To quote Wikipedia: The guard is a ground grappling position in which one combatant has their back to the ground while attempting to control the other combatant using their legs. Under most circumstances the goal is to keep our guard closed and not allow it to be opened and thereby allowing our opponent to pass our guard. This is BJJ 101.
However, in training jiu-jitsu, there are times where we need to “let our guard down” – especially in those early days of training when the experience is completely new. We have to interact with, get to know, and train with people who we very likely have never known before. Instead of keeping our guard closed, so to speak, we need to open ourselves up to new experiences and relationships.
4 Times to let your guard down in BJJ:
Here are some instances where letting your guard down is important, and how you can go about it:
1) WHEN YOU ARE NEW TO BJJ –
It is always difficult being the new guy/gal. When we first enter the academy we may be flooded with all sorts of emotions: fear, anxiety, or apprehension. We may feel awkward and alone. This is the time we need to let our guard down and be open to this new journey we have started.
2) WHEN MEETING NEW PEOPLE FOR THE FIRST TIME-
Meeting new people is hard – especially as an adult. We can get very comfortable in our circle of family and friends, and letting our guard down and being introduced to strangers can be disconcerting. We emotionally revert back to when we were in junior high wondering if the cool kids are going to like us or not. There is an old saying: “If you want friends, be friendly.”
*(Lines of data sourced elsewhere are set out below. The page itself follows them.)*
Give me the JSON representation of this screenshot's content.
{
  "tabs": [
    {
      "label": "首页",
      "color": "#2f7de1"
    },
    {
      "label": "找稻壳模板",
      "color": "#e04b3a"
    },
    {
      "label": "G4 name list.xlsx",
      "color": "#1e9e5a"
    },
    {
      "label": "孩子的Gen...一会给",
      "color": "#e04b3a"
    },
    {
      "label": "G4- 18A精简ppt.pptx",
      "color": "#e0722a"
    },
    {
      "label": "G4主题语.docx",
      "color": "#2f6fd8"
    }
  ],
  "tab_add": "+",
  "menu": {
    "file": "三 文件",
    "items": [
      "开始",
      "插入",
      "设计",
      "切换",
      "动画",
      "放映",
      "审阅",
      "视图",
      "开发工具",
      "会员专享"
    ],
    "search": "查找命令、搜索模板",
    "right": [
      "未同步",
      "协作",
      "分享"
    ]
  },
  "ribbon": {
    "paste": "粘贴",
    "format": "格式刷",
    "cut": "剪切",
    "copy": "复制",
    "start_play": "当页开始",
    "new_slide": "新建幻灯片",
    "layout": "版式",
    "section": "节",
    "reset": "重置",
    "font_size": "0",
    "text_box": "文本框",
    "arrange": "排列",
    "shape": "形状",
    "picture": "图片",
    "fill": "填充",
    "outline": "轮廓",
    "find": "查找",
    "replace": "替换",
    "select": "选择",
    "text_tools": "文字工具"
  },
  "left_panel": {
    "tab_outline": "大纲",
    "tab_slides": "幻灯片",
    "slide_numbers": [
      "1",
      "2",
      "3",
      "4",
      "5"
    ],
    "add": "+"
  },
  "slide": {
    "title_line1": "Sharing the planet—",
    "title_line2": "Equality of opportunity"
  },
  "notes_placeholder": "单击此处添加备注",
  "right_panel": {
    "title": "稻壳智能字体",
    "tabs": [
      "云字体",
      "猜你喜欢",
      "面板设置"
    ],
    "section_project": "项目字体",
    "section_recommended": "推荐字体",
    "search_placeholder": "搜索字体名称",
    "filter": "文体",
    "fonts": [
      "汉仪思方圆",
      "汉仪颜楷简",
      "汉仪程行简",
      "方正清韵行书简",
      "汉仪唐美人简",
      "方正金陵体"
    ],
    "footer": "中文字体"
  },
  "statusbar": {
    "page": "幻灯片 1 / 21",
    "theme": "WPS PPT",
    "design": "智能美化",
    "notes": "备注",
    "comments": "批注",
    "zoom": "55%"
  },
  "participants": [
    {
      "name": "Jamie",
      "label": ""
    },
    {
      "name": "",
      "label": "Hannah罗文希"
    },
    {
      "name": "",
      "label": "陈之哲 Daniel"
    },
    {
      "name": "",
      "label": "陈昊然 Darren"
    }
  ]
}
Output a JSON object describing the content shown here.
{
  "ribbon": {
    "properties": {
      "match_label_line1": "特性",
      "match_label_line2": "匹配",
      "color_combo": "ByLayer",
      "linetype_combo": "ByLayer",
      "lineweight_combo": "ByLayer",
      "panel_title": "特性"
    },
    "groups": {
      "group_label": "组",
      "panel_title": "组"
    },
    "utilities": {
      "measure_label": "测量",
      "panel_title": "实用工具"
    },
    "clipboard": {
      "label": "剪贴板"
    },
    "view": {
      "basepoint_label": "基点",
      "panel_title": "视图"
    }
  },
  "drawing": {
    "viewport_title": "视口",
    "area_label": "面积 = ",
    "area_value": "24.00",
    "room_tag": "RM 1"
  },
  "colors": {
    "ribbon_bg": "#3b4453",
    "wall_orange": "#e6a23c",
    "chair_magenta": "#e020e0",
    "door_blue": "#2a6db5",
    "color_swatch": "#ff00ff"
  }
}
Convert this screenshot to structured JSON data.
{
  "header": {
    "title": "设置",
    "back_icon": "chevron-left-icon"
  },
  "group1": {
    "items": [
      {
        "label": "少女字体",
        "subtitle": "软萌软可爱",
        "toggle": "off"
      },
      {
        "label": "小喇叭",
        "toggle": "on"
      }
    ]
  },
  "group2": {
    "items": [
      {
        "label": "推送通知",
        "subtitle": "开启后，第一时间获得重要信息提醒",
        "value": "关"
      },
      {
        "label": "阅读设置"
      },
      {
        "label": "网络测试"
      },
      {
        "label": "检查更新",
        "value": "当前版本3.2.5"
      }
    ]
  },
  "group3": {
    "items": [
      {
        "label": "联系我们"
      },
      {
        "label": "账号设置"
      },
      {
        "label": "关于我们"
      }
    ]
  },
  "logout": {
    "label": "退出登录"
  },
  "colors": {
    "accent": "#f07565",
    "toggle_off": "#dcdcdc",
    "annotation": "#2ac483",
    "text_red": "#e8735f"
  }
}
3) DURING THOSE EARLY DAYS OF TRAINING –
At first BJJ can seem awkward and uncomfortable. The movements seem strange. The techniques seem foreign. This is definitely a time when we can be fearful of letting our guard down. We want to appear to have it all together, and that we know what we are doing. However, to have the best and fullest learning experience, we have to trust our instructor and our training partners. We have to be open to saying, “I don’t understand this – can you help me?”
4) WHEN DEALING WITH INJURIES OR ISSUES OFF THE MAT –
This one may be a bit different than the others. When we are injured on the mat, or injured in life, we tend to shy away from interacting with others. Maybe we feel weak, or frail in some way. This is not the time to isolate ourselves, but rather to look to our BJJ brothers and sisters for help and support. We might just need an encouraging word. Maybe we need a friend to help us off the mat. Either way, this is the best time (maybe the most needful time) to let our guard down to trusted individuals. Their is a bond in BJJ unlike any other.
So what do you think? What are some other reasons we need to let our guard down? What are your experiences in moments like these?